Com presença de ministros, Câmara inicia discussão dos precatórios

Ciro Nogueira, Flávia Arruda e João Roma insistem na aprovação da medida que abre espaço no teto fiscal para o programa Auxílio Brasil

atualizado 27/10/2021 21:55

plenário da Câmara visto de cimaRafaela Felicciano/Metrópoles

Deputados deram início na noite desta quarta-feira (27/10) à discussão, em plenário, da Proposta de Emenda à Constituição (PEC) que trata do pagamento dos precatórios. A proposta abre caminho para o pagamento do Auxílio Brasil de R$ 400 e fura o texto de gastos.

Antes, os parlamentares rejeitaram um requerimento de retirada de pauta da proposta e aprovaram um de urgência para quebrar o interstício e levar o texto, de interesse do governo, à discussão ainda nesta noite.

O ministros da Casa Civil, Ciro Nogueira, e da Secretaria Geral, Flávia Arruda, estão na Câmara para tentar angariar votos para a aprovação da proposta. Ao chegar, Nogueira disse que sua expectativa é de que a matéria seja discutida nesta quarta e que possa ser aprovada nesta quinta-feira (28/10), pela manhã.

Mais cedo, o ministro da Cidadania, João Roma, também esteve na Câmara, conversando com o presidente da Casa, Arthur Lira (PP-AL), a quem falou da necessidade de se abrir espaço fiscal para que o governo possa lançar o programa de ajuda aos mais necessitados.

Relatório

A discussão é sobre o relatório apresentado pelo deputado Hugo Motta (Republicanos-PB), aprovado na comissão especial, na semana passada.
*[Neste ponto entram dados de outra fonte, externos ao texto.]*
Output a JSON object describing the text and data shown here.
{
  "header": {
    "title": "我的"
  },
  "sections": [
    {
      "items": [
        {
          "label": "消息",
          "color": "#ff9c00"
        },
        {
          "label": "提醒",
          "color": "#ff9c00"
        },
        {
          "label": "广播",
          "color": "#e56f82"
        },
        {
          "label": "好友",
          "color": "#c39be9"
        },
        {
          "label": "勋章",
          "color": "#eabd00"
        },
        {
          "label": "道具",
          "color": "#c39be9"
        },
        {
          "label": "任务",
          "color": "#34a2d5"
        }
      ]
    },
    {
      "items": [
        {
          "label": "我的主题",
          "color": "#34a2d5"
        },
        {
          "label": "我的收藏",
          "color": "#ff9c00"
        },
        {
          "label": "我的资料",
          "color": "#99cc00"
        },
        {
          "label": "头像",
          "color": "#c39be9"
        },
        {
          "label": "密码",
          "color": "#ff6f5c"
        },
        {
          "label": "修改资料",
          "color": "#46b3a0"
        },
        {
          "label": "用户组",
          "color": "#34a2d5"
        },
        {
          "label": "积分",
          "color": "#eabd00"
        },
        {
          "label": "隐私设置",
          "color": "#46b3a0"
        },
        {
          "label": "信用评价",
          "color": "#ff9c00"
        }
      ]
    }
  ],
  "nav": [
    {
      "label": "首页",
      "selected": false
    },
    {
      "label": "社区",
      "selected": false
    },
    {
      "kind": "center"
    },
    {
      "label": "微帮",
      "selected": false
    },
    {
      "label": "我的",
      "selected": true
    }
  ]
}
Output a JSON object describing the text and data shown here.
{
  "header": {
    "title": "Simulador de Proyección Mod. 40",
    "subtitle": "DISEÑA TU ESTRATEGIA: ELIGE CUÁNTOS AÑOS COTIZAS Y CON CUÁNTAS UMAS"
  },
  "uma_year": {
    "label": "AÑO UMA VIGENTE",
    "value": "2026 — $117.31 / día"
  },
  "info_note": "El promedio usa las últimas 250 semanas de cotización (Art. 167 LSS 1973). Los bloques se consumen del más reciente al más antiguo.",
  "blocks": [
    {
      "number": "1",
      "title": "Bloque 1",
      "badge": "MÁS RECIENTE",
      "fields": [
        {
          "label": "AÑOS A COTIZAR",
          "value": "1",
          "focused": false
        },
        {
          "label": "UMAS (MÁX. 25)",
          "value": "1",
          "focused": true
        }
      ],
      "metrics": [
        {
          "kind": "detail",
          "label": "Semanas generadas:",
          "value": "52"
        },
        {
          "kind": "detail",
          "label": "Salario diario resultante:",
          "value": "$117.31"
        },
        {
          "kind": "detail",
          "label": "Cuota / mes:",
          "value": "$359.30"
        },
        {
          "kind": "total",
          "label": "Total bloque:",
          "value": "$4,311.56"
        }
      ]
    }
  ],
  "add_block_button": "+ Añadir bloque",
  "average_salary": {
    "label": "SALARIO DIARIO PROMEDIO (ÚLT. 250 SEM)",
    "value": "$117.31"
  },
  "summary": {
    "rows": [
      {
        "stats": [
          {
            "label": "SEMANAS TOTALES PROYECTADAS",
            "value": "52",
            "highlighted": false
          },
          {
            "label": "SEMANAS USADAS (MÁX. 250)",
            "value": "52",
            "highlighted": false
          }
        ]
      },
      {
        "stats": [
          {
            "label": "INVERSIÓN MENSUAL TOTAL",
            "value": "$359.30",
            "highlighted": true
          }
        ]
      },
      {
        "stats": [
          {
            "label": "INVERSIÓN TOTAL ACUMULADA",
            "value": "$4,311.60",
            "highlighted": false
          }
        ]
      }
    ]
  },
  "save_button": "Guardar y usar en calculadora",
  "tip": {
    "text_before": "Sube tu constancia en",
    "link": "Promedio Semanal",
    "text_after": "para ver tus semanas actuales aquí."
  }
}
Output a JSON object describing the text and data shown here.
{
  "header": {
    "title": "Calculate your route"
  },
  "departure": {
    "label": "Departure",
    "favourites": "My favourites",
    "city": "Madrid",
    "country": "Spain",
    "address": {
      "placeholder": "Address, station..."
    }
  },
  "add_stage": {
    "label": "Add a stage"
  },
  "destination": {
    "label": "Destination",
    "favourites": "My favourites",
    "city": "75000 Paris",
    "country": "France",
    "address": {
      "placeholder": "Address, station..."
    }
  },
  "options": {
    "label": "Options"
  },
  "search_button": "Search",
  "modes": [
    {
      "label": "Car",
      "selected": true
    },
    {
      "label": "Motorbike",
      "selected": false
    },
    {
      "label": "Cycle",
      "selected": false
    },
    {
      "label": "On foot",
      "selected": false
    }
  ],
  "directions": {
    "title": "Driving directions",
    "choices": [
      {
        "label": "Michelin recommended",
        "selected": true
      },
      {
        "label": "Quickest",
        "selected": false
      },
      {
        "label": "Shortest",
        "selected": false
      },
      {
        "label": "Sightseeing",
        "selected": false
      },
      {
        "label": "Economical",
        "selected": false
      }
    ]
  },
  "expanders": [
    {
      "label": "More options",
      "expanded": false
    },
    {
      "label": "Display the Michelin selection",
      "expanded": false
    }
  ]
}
O relator levou o texto tal qual foi aprovado pelo colegiado.

Ele não acatou pedidos de mudanças. Entre eles, um requerimento para a retirada do dispositivo que afeta o pagamento de dívidas do governo com profissionais da educação do antigo Fundo de Manutenção e Desenvolvimento do Ensino Fundamental e de Valorização do Magistério (Fundef). Professores dizem que não receberão em 2022 cerca de 60% do valor devido pela União e reconhecido pela Justiça.

Oposição

A oposição já se colocou contrária à aprovação da matéria e alega que a mudança no teto de gastos, pretendida pelo governo, significa uma “pedalada”.

Também o MDB decidiu fazer obstrução à proposta. De acordo cm o líder do partido na Câmara, deputado Isnaldo Bulhões (AL), deputados da legenda avaliaram que o texto precisa ainda de ajustes para buscar uma melhor redação para a questão da regra de ouro e do teto de gastos.

“Essa é a tendência da bancada neste momento. Buscar o caminho da obstrução”, disse o líder ao Metrópoles.

A proposta de emenda constituição (PEC) permite ao governo não pagar parte de seus precatórios (dívidas judiciais) e altera o teto de gastos para liberar mais despesas em 2022. De acordo com emedebistas, a tendência é que a maioria dos deputados vote contra o avanço do texto.

A matéria foi aprovada pela comissão especial na semana passada e Lira tem articulado para sua aprovação ainda nesta semana. Prevista para ser votada nessa terça, Lira adiou a votação para para esta quarta na tentativa de conseguir mais apoios.